News & Events

When Classic Rock Ruled

In an era today where hip-hop, country, and fluffy pop songs seem to dominate the media’s attention, let’s not forget that there are still millions out there who love their classic rock from the seventies and eighties. Maybe you’re even one of them. If so, then Goodnight, L.A. is for you. It’s the never-before-told, behind-the-scenes story about the creation of hit record after hit record that came out of the epicenter of  it all, Los Angeles. Back when artists such as the Eagles, Tom Petty & the Heartbreakers, Fleetwood Mac, Warren Zevon, Chicago, REO Speedwagon, Loggins and Messina, and so many more willingly sacrificed everything in the hopes of somehow carving out a career in the music business.

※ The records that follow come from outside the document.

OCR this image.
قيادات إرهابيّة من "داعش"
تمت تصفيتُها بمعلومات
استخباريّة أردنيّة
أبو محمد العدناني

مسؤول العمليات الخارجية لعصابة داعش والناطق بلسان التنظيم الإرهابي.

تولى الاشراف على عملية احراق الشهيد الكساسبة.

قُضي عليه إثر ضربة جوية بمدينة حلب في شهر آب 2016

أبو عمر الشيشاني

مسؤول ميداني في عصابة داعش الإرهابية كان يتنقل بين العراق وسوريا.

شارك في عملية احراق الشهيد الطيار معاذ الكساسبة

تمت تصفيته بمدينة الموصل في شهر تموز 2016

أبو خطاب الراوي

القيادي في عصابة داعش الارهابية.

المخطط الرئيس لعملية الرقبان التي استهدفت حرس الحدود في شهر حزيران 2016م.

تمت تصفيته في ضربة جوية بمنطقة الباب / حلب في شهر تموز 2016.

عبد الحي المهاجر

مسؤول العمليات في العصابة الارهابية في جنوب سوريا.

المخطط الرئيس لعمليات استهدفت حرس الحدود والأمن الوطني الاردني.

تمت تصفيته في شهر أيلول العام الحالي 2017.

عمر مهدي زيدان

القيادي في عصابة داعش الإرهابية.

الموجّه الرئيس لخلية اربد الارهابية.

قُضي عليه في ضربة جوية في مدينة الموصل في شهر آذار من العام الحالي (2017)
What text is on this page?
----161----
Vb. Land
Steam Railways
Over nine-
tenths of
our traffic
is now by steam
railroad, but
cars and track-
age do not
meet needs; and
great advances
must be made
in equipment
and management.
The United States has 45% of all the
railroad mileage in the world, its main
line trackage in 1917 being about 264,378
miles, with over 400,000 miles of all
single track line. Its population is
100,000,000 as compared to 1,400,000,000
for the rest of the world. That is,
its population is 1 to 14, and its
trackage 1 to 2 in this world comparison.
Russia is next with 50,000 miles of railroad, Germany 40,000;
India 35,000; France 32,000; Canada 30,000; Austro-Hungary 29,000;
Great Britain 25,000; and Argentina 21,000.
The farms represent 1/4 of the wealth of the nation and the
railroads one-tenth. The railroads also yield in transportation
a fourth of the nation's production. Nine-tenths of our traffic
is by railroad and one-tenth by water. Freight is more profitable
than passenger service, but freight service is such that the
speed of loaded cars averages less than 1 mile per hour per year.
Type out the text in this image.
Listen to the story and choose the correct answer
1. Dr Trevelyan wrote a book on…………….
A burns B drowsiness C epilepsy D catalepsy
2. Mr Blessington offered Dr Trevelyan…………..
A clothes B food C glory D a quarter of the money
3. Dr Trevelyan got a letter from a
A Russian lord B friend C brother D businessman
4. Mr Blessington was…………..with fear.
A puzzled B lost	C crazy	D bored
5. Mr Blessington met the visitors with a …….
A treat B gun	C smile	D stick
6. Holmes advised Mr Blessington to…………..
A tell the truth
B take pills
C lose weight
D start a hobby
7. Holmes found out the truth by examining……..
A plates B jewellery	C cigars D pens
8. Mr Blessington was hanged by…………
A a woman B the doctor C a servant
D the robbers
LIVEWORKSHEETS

What my first book, The Wrecking Crew, was to AM radio, 45-RPM singles and pop, Goodnight, L.A. is to FM radio, vinyl albums and rock. In particular, the countless interviews I conducted with music stars, record producers, studio engineers and others who were all there during the heyday has provided Goodnight, L.A. with a rare measure of depth and authenticity. At least I think so. And hopefully you will, too. If you end up enjoying Goodnight, L.A. even half as much as I did while researching and writing it, then I will have done my job. Though sad, it is no exaggeration to say that we will never see the likes of this music or the caliber of these performers again. But, man, it sure was great while it lasted!

Bobby Keys – RIP

You’d recognize him in a second if you heard him. He gave the Stones some seriously nasty sax on a bunch of their best-known hits, particularly “Brown Sugar.” His name was Bobby Keys and he was not only a virtuoso on his horn, but was also the only one who could keep up with the legendary Keith Richards in the substance abuse department. Until Bobby’s liver finally gave out, that is. Though he unfortunately passed away recently at the age of 70, Keys left us all with an enduring legacy of monster performances. Below is my personal favorite, “Can’t You Hear Me Knocking,” from 1971’s Sticky Fingers. Check out his solo about halfway through the song during the impromptu jam — the cat could blow.

 

 

Sean Bonniwell Passes at 71.

It might have gone a bit under most people’s radar, but Sean Bonniwell, the lead singer and main songwriter of the band the Music Machine, passed away at the age of 71 in December, 2011.

For anyone like me who goes back far enough or just digs Sixties-style proto-punk, the Music Machine’s 1966 (and only) Top 40 hit, “Talk, Talk,” is about as good as it gets. It had a real snarly, nasty sound. Two minutes of total ‘tude at a time when folk rock from Wrecking Crew-played efforts like “California Dreamin’,” “Eve of Destruction,” and “Mr. Tambourine Man” had become the message-song darlings of Top 40 radio.

The Music Machine also bucked the prevailing LA trend at the time by playing their own instruments. In fact, the bass player was Keith Olsen, who went on to work at Sound City Studios in Van Nuys (a Los Angeles suburb). Olsen engineered and produced dozens of gold and platinum albums there for the likes of Fleetwood Mac, Joe Walsh, Jefferson Starship, Pat Benatar, Eddie Money, and many others. All great stuff. But give me the in-your-face insolence of the Music Machine any day, ya know?

But, hey, what do you think? I’m curious—do any other bands come to mind from that era in LA that were also obvious garage rock pioneers???